How to handle missing data Normally birds fly. Tweety is a bird. Sam is a bird. Sam is a penguin. Wounded birds are birds. Wounded birds are weakly exceptional. i.e., they may fly or may not fly. John is a wounded bird. et. Note: et may or may not be a penguin – we do not know. et is a bird. fly(X)<-bird(X), not ab(X). bird(tweety). bird(et). bird(X)<-penguin(X). bird(X)<-wounded_bird(X). ab(X)<-wounded_bird(X). penguin(sam). ¬penguin(tweety). wounded_bird(john). Then in order to deal with missing data we modify the ab(X) rule as: ab(X)<-not ¬penguin(X).

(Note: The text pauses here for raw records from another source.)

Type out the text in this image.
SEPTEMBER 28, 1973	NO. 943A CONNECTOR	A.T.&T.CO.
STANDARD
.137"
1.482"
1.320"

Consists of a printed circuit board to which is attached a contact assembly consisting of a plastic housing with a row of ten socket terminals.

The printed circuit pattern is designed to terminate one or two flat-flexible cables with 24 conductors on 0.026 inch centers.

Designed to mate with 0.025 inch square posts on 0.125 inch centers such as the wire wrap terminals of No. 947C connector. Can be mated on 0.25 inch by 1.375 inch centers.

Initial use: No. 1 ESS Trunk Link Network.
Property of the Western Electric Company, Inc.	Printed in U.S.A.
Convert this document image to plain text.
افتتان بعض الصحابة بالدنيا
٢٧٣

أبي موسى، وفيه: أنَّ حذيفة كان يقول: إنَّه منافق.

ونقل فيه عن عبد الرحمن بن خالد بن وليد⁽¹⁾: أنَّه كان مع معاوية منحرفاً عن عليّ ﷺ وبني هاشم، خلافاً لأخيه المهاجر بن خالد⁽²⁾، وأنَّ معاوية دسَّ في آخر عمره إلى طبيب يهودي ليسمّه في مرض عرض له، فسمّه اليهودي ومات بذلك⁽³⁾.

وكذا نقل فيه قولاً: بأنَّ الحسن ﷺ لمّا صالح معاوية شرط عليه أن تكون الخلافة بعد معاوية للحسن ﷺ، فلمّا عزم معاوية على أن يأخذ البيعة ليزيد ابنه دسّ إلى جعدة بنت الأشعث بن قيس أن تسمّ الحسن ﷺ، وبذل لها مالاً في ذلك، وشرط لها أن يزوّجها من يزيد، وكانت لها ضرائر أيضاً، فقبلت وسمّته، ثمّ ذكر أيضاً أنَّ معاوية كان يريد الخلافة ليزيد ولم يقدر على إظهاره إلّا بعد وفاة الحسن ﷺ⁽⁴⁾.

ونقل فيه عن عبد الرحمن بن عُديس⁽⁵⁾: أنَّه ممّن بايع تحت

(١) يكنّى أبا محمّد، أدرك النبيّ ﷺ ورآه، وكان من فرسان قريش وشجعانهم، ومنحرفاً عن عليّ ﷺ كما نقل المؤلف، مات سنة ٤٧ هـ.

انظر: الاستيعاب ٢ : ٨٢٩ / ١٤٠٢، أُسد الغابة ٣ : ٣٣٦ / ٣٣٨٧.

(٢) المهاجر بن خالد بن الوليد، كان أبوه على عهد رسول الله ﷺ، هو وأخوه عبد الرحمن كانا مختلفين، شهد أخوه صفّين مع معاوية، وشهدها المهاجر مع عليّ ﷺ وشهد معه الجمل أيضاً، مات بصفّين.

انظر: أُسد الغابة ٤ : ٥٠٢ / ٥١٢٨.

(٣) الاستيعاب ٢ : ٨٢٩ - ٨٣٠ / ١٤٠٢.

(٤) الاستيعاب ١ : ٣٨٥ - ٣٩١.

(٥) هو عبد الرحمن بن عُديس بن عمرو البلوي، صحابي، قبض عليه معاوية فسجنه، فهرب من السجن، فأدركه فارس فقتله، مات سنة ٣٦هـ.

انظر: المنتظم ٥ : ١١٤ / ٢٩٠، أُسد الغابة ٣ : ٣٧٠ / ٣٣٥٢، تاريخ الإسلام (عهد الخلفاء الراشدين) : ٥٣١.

Summary 1.We have to start with normative statements. 2.Then handle weak exceptions: that is those that are neither known to be true or false. 3. a) Keeping Close World Assumption in mind like if we know par(X) then the others are not par(X). b) We have to be careful when Close World Assumption is removed. 4.For new observation, we have to consider what kind of observations can be added so that they do not make the program inconsistent. We have to keep the program consistent. 5.We have to consider how to assimilate new observation to the Knowledge Base.